33 Treatment adherence interventions include social support such as: patient education and counselling; material support (e.g. food, financial incentives, transport fees); psychological support; tracers such as home visits or digital health communications (e.g. SMS, telephone calls); medication monitor; and staff education. The interventions should be selected based on the assessment of the individual patient’s needs, provider’s resources and conditions for implementation.
34 Suitable treatment administration options include various forms of treatment support, such as video-supported treatment and regular community or home-based treatment support.
35 Tracers refer to the communication with the patient – including via SMS, telephone (voice) calls or home visits.
36 A digital medication monitor is a device that can measure the time between openings of the pill box. The medication monitor may have audio reminders or may send an SMS to remind the patient to take the medications, along with recording when the pill box is opened.

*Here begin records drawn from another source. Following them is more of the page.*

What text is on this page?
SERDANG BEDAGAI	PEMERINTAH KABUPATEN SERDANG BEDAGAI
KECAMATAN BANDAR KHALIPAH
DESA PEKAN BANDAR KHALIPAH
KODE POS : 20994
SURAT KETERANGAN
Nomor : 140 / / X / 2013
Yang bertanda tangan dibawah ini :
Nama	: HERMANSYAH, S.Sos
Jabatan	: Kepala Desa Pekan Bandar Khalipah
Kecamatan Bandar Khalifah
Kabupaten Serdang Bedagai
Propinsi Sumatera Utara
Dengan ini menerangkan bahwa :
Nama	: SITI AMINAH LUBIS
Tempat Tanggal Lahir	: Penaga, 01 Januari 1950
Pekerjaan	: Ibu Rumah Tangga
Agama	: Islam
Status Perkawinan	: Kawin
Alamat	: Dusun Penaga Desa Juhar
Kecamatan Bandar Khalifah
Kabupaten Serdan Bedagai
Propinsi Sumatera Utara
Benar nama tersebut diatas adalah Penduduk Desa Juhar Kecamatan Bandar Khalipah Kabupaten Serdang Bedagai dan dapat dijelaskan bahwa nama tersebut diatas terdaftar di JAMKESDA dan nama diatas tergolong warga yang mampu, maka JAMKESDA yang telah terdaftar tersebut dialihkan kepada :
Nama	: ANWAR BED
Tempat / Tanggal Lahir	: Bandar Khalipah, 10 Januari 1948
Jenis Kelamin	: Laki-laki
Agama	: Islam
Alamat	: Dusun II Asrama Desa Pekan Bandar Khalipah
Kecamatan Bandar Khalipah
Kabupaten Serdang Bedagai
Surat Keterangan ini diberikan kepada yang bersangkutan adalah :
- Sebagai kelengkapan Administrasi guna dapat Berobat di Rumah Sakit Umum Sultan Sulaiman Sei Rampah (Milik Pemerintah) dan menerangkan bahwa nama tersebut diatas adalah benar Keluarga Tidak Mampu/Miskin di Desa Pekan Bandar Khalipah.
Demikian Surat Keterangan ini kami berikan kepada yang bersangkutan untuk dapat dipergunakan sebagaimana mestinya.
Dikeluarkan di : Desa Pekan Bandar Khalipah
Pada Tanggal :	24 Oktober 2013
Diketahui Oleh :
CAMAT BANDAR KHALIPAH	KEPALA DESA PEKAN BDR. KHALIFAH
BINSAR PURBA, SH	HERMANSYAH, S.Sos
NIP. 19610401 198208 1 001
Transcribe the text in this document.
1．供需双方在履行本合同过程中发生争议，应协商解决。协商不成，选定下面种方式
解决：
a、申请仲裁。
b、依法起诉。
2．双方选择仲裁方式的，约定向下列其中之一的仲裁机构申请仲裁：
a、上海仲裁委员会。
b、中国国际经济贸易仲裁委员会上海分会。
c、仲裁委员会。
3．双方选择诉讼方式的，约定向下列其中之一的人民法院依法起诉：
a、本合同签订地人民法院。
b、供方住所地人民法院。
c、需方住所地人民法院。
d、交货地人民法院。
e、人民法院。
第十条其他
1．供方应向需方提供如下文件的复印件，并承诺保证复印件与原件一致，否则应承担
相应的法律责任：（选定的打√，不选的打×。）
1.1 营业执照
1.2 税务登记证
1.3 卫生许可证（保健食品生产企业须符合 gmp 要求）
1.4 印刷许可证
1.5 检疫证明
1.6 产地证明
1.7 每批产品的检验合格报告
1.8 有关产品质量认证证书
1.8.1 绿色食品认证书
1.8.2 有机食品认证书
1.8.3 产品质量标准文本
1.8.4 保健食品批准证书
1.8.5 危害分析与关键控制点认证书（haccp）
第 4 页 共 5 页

37 Material support can be food or financial support: meals, food baskets, food supplements, food vouchers, transport subsidies, living allowance, housing incentives or financial bonus. This support addresses indirect costs incurred by patients or their attendants in accessing health services and, possibly, tries to mitigate the consequences of income loss related to the disease.
38 Psychological support can be counselling sessions or peer-group support.
39 Staff education can be adherence education, charts or visual reminders, educational tools and desktop aids for decision-making and reminder.